There are 6 outlets of Luke’s Lobster in Japan; Osaka, Kobe, and Kanagawa Prefecture have one stall each, and you can find 3 in Tokyo. In Tokyo, the outlets are at Hiro-0, Shibuya, and Harajuku. The Shibuya and Harajuku outlets are near to each other. We went to the one at Harajuku, which is near to Meiji Jinggu shrine, a huge tourist attraction.
Oddly, Luke’s Lobster did not originate from Japan. It was founded in New York, USA, in 2009, getting its sustainable, traceable seafood supply from Maine, a portside area known for their fresh seafood. On the day we were there, the lobsters were from two Maine harbors called Portland and Friendship.
In Tokyo, they operate as takeaway shops although there are a few tables and chairs. People were considerate enough not to hog the seats, and people in the queue didn’t chope the seats. They queued, they ordered, and then they searched for seats. There should be enough seats because it is a eat-and-go place, so don’t be kiasu and reserve seats before purchase.

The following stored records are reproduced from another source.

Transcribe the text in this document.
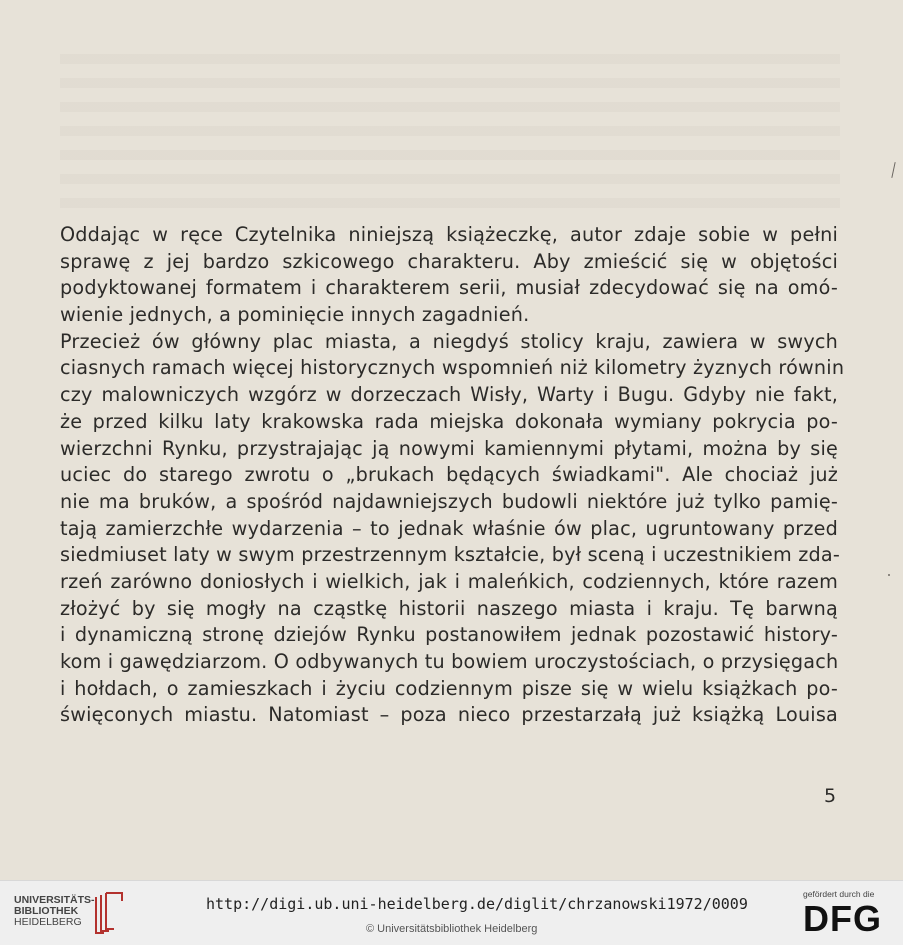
Oddając w ręce Czytelnika niniejszą książeczkę, autor zdaje sobie w pełni
sprawę z jej bardzo szkicowego charakteru. Aby zmieścić się w objętości
podyktowanej formatem i charakterem serii, musiał zdecydować się na omó-
wienie jednych, a pominięcie innych zagadnień.
Przecież ów główny plac miasta, a niegdyś stolicy kraju, zawiera w swych
ciasnych ramach więcej historycznych wspomnień niż kilometry żyznych równin
czy malowniczych wzgórz w dorzeczach Wisły, Warty i Bugu. Gdyby nie fakt,
że przed kilku laty krakowska rada miejska dokonała wymiany pokrycia po-
wierzchni Rynku, przystrajając ją nowymi kamiennymi płytami, można by się
uciec do starego zwrotu o „brukach będących świadkami". Ale chociaż już
nie ma bruków, a spośród najdawniejszych budowli niektóre już tylko pamię-
tają zamierzchłe wydarzenia – to jednak właśnie ów plac, ugruntowany przed
siedmiuset laty w swym przestrzennym kształcie, był sceną i uczestnikiem zda-
rzeń zarówno doniosłych i wielkich, jak i maleńkich, codziennych, które razem
złożyć by się mogły na cząstkę historii naszego miasta i kraju. Tę barwną
i dynamiczną stronę dziejów Rynku postanowiłem jednak pozostawić history-
kom i gawędziarzom. O odbywanych tu bowiem uroczystościach, o przysięgach
i hołdach, o zamieszkach i życiu codziennym pisze się w wielu książkach po-
święconych miastu. Natomiast – poza nieco przestarzałą już książką Louisa
5
UNIVERSITÄTS-
BIBLIOTHEK
HEIDELBERG
http://digi.ub.uni-heidelberg.de/diglit/chrzanowski1972/0009
© Universitätsbibliothek Heidelberg
gefördert durch die
DFG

When we were there at about 1pm on a weekend, there was a long queue but it moved quickly, taking about an hour. Many people in the queue were tourists, and there were many Singaporeans.
Initially, I wanted to order the set (with drinks and chips, additional ¥400). Although the cashier could not speak English well, she made it clear to me (in a polite and amicable manner) that it was cheaper if I ordered a soft drink and chips individually as a la carte. In any case, she showed me that the chips are Kettle potato chips and not french fries, and I definitely did not want anything from a packet. That’s great service.
So we ordered a roll each at ¥1580. This is about Singapore $19.50, which is rather affordable, and which may explain the queue. My advice is: each person should just order 2 rolls because 1 roll isn’t filling and you already queue so long for it.
How was the food? It was alright. I appreciated that it wasn’t drowning in mayo. Oftentimes lobster rolls err on so much mayo that the lobster loses it taste. But in the end, it’s only lobster tossed in a light sauce, and I thought it was vinegary for me. It was a good, clean, fresh lobster roll, but there was no magic.
I don’t think it is worth the wait for something that is not shiok enough. I’d rather eat at Platypus Lobster Shack in Singapore, which costs the same price without queuing, and you get a comfortable seat. Given the power to turn back time, I certainly won’t queue. 15 minutes maybe, but not for an hour. We spent ¥3280 for two persons.